Error finding size of array

Question

I'm trying to figure out the size of an array in C.

My first implementation was based off of the accepted answer to this question:

int size = sizeof(arr)/sizeof(arr[0]);

But that always gave me one. I tried just doing:

int size = sizeof(arr);

And this gives me 4 every time, regardless of the size of the array.

Here's a minimal example of the code I used.

void findSize(int arr[]) {
    int size = sizeof(arr);
    printf("%d\n",size);
}

int main(int argc, char** argv) {
    int arr[] = {4,6,9,2,6,3,7,2,5,1,2};
    findSize(arr);
}

Regardless of the array I use, this code always prints 4.

Why is it printing 4, and how do I find the actual size of the array?

Answer 1

Your:

void findSize(int arr[]) {

is equivalent to:

void findSize(int arr[3424]) {

which is the same as:

void findSize(int *arr) {

Thus sizeof(arr) inside findSize evaluates size of a pointer.

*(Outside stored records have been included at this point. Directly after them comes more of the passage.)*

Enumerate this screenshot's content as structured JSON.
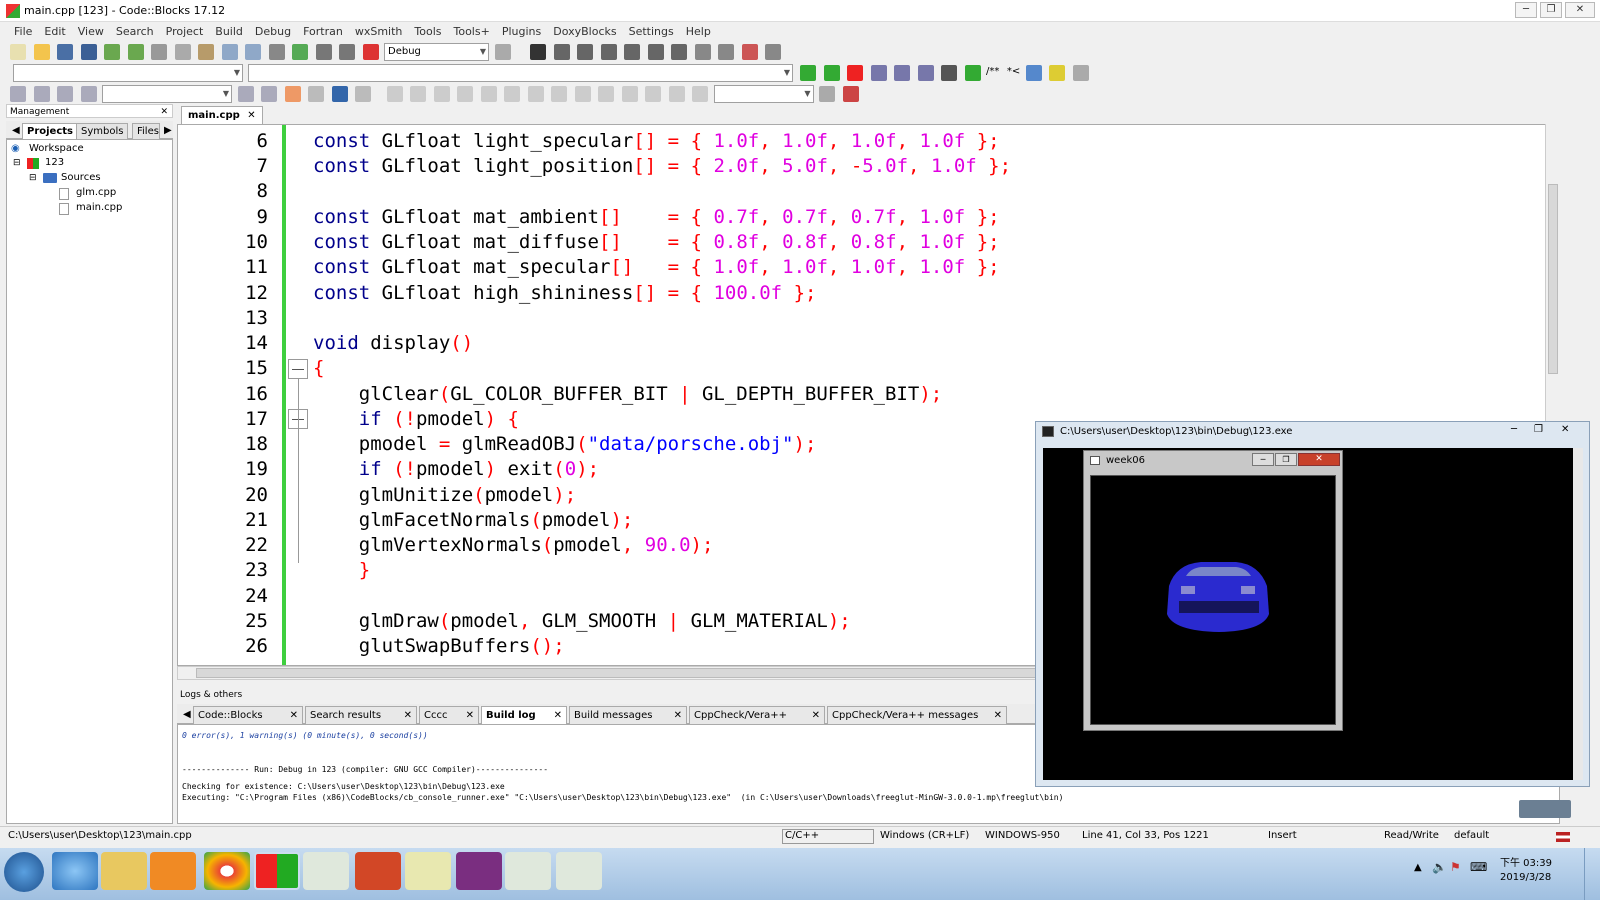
{
  "window": {
    "title": "main.cpp [123] - Code::Blocks 17.12"
  },
  "menu": [
    "File",
    "Edit",
    "View",
    "Search",
    "Project",
    "Build",
    "Debug",
    "Fortran",
    "wxSmith",
    "Tools",
    "Tools+",
    "Plugins",
    "DoxyBlocks",
    "Settings",
    "Help"
  ],
  "toolbar": {
    "build_target": "Debug",
    "comment_label": "/**",
    "comment2_label": "*<"
  },
  "management": {
    "title": "Management",
    "tabs": [
      "Projects",
      "Symbols",
      "Files"
    ],
    "tree": {
      "workspace": "Workspace",
      "project": "123",
      "folder": "Sources",
      "files": [
        "glm.cpp",
        "main.cpp"
      ]
    }
  },
  "editor": {
    "tab": "main.cpp",
    "line_numbers": [
      "6",
      "7",
      "8",
      "9",
      "10",
      "11",
      "12",
      "13",
      "14",
      "15",
      "16",
      "17",
      "18",
      "19",
      "20",
      "21",
      "22",
      "23",
      "24",
      "25",
      "26"
    ]
  },
  "logs": {
    "title": "Logs & others",
    "tabs": [
      "Code::Blocks",
      "Search results",
      "Cccc",
      "Build log",
      "Build messages",
      "CppCheck/Vera++",
      "CppCheck/Vera++ messages"
    ],
    "active_tab": "Build log",
    "lines": [
      "0 error(s), 1 warning(s) (0 minute(s), 0 second(s))",
      "",
      "",
      "-------------- Run: Debug in 123 (compiler: GNU GCC Compiler)---------------",
      "Checking for existence: C:\\Users\\user\\Desktop\\123\\bin\\Debug\\123.exe",
      "Executing: \"C:\\Program Files (x86)\\CodeBlocks/cb_console_runner.exe\" \"C:\\Users\\user\\Desktop\\123\\bin\\Debug\\123.exe\"  (in C:\\Users\\user\\Downloads\\freeglut-MinGW-3.0.0-1.mp\\freeglut\\bin)"
    ]
  },
  "status": {
    "path": "C:\\Users\\user\\Desktop\\123\\main.cpp",
    "lang": "C/C++",
    "eol": "Windows (CR+LF)",
    "encoding": "WINDOWS-950",
    "position": "Line 41, Col 33, Pos 1221",
    "mode": "Insert",
    "access": "Read/Write",
    "theme": "default"
  },
  "console": {
    "title": "C:\\Users\\user\\Desktop\\123\\bin\\Debug\\123.exe"
  },
  "glwindow": {
    "title": "week06"
  },
  "taskbar": {
    "time": "下午 03:39",
    "date": "2019/3/28"
  }
}
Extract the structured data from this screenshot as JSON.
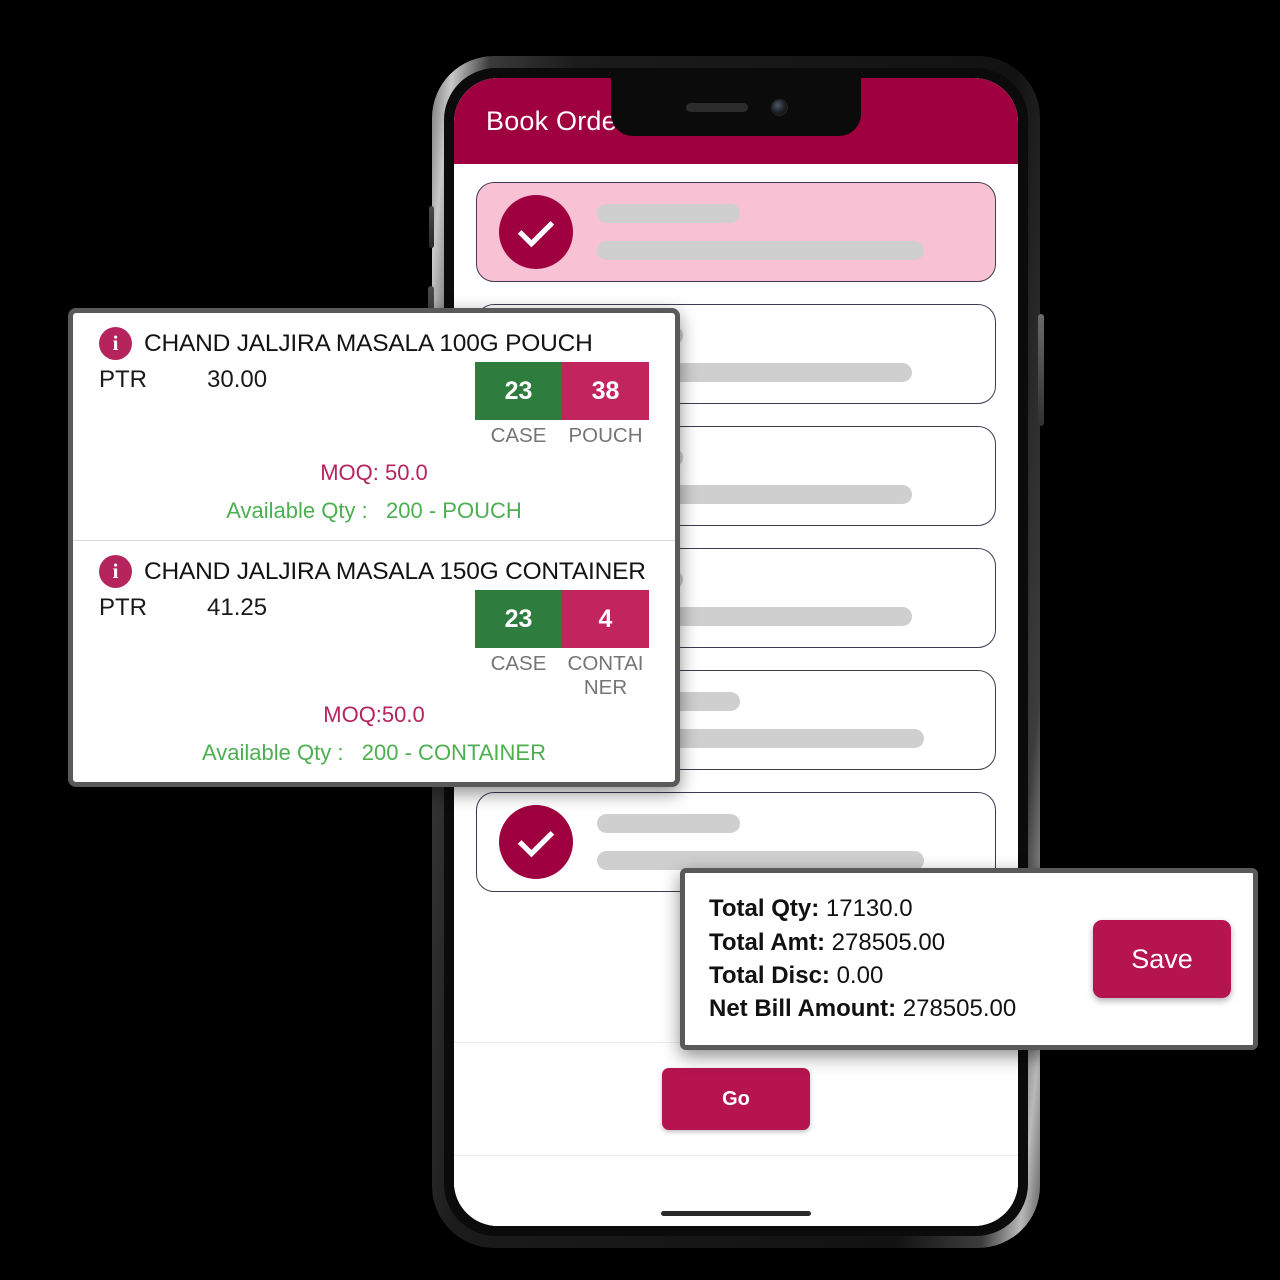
{
  "app": {
    "title": "Book Order",
    "accent_crimson": "#9e0040",
    "accent_pink": "#c2255c",
    "accent_green": "#2e7d3e",
    "selected_card_bg": "#f9c2d4"
  },
  "order_list": {
    "items": [
      {
        "checked": true,
        "placeholder_short": "",
        "placeholder_long": ""
      },
      {
        "checked": false,
        "placeholder_short": "",
        "placeholder_long": ""
      },
      {
        "checked": false,
        "placeholder_short": "",
        "placeholder_long": ""
      },
      {
        "checked": false,
        "placeholder_short": "",
        "placeholder_long": ""
      },
      {
        "checked": true,
        "placeholder_short": "",
        "placeholder_long": ""
      },
      {
        "checked": true,
        "placeholder_short": "",
        "placeholder_long": ""
      }
    ],
    "go_label": "Go"
  },
  "product_popup": {
    "products": [
      {
        "info_glyph": "i",
        "name": "CHAND JALJIRA MASALA 100G POUCH",
        "ptr_label": "PTR",
        "ptr_value": "30.00",
        "case_qty": "23",
        "case_caption": "CASE",
        "unit_qty": "38",
        "unit_caption": "POUCH",
        "moq": "MOQ: 50.0",
        "available": "Available Qty :   200 - POUCH"
      },
      {
        "info_glyph": "i",
        "name": "CHAND JALJIRA MASALA 150G CONTAINER",
        "ptr_label": "PTR",
        "ptr_value": "41.25",
        "case_qty": "23",
        "case_caption": "CASE",
        "unit_qty": "4",
        "unit_caption": "CONTAINER",
        "moq": "MOQ:50.0",
        "available": "Available Qty :   200 - CONTAINER"
      }
    ]
  },
  "totals_popup": {
    "rows": [
      {
        "key": "Total Qty:",
        "value": "17130.0"
      },
      {
        "key": "Total Amt:",
        "value": "278505.00"
      },
      {
        "key": "Total Disc:",
        "value": "0.00"
      },
      {
        "key": "Net Bill Amount:",
        "value": "278505.00"
      }
    ],
    "save_label": "Save"
  }
}
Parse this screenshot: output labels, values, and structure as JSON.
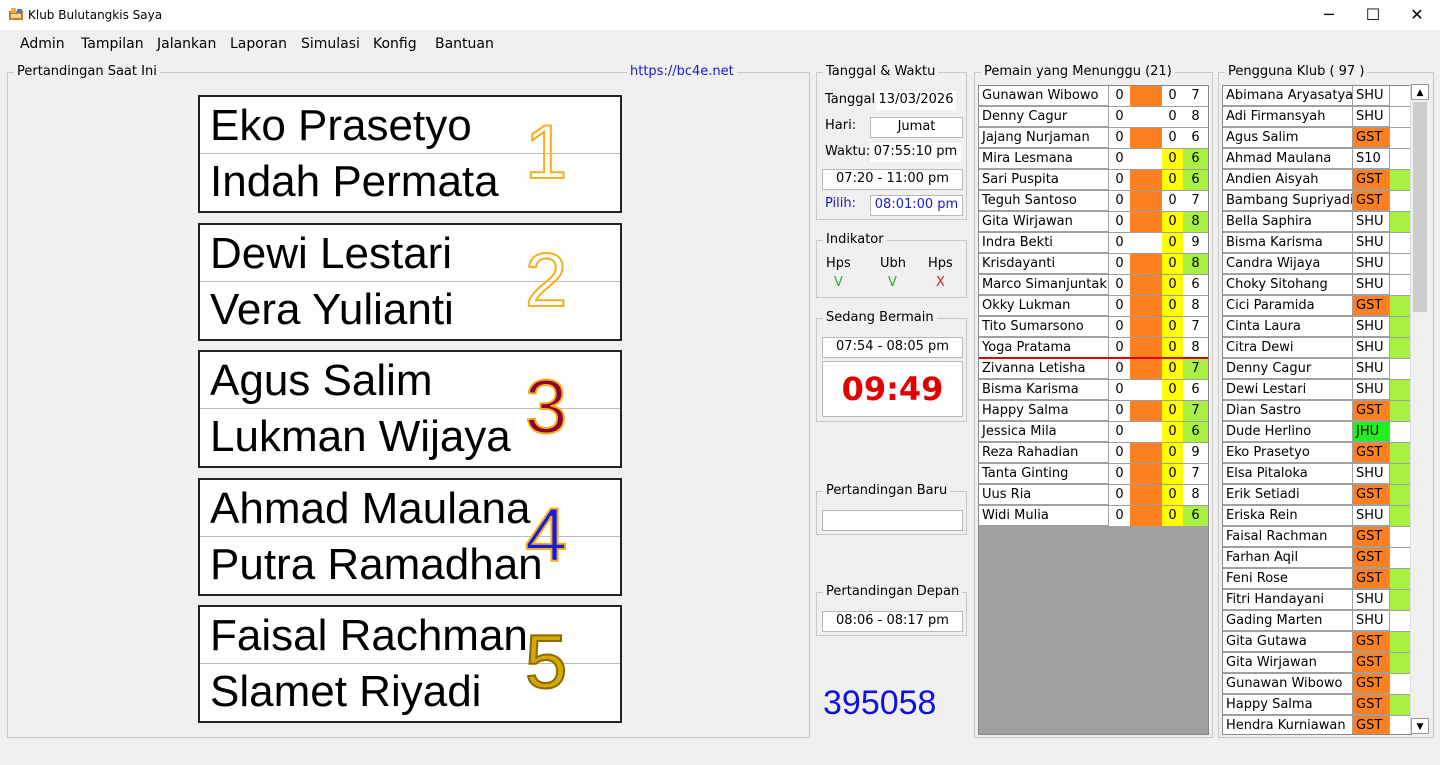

In C99 you are able to do this (read more about it here):

void findSize(int n, int arr[n]) {

but even in this case sizeof(arr) returns size of a pointer.

Why? Because of array variables automatically decay to pointers to their first elements.

Update: was wrong about arguments in C99, sizeof works correctly only for variable length arrays declared in body of a function. Thanks to @rslemos. And subscripts are there to correctly advance pointers of nested arrays, see example.

Answer 2

When you pass an array to a function, it decays to a pointer to the first element in the array, and the sizeof operator only get the size of the pointer and not the array it points to.

If you want to pass the size of the array to the function, you have to pass it as an argument.

Answer 3

The function just gets passed a pointer to the first element, not the entire array.